O habitual pragmatismo da língua anglo-saxónica resume tudo em apenas seis letras: "me time". O "me time" é o mais precioso luxo de um pai (ou de uma mãe) de família, o nirvana egocêntrico no meio do bulício da existência pós-miúdos. Traduzido em português significa um singelo "tempo para mim", o que não tem metade da graça, porque perde aquele concentrado de letras que nos dá a sensação de estarmos a falar de uma coisa realmente preciosa e única. E Deus sabe como ela pode ser MESMO preciosa e única.
Nos tempos mais atribulados, a vida familiar e a vida profissional são como que duas paredes deslizantes a convergirem na nossa direcção.
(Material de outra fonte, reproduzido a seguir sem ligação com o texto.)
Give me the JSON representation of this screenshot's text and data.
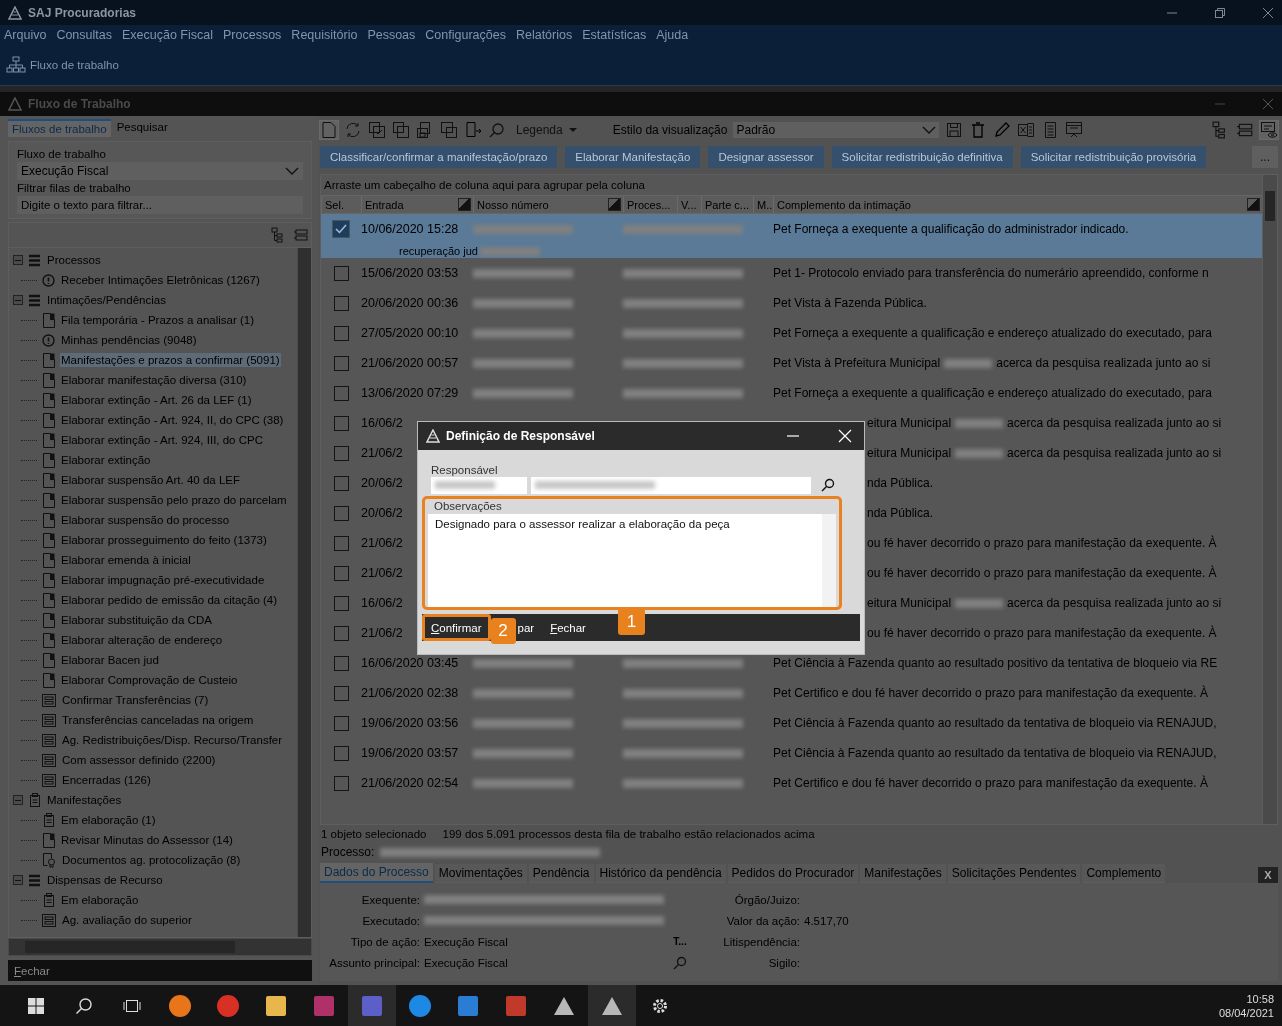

Nas piores fases, olhamos à volta sem saber como fugir ao esmagamento, tal qual Indiana Jones nas catacumbas de um obscuro templo indiano (e sem a miúda gira ao lado). É nessas alturas que o "me time" é muitas vezes a única chave que faz parar esse terrível mecanismo e nos permite recuperar o fôlego, pôr as coisas em perspectiva e voltar a ganhar forças para manter a cabeça fora de água no Maelström que a vida consegue ser, à boa maneira de Poe. No entanto, Indiana Jones (e Edgar Allan Poe) sabe bem como esses mecanismos podem ser traiçoeiros.
Há um efeito colateral, que é a obrigação de lidar com os problemas de consciência. É que o "me time" arrasta quase sempre consigo a desagradável sensação de que estamos a falhar como pais, maridos ou profissionais. Sentimos que precisamos desesperadamente de tempo para nós porque não somos suficientemente estóicos, ou então porque somos demasiado egoístas. Como o soldado que deserta da frente da batalha: achamos que estamos a trair alguém, ou toda a gente junta, do bebé de ano e meio à avozinha sobrecarregada.
Mas a consciência também tem as suas armadilhas, ainda mais perigosas quando se disfarçam de bons sentimentos. A verdade é que o "me time" é o refúgio que nos garante que ainda continuamos a ser nós, que o "eu" com que vivemos tantos anos não se eclipsou para dar lugar, em exclusividade, ao papá do Gui ou ao marido da Teresa. Às vezes dou por mim a pensar que combato ferozmente pelo território do "eu" como um animal que protege o seu último reduto. De outra forma, seria como se me acomodasse a ser fatiado pelo dia-a-dia - este bocado para os filhos, este para o trabalho, este para os deveres domésticos, este para as obrigações conjugais - até nada mais restar senão um fiozinho de mim.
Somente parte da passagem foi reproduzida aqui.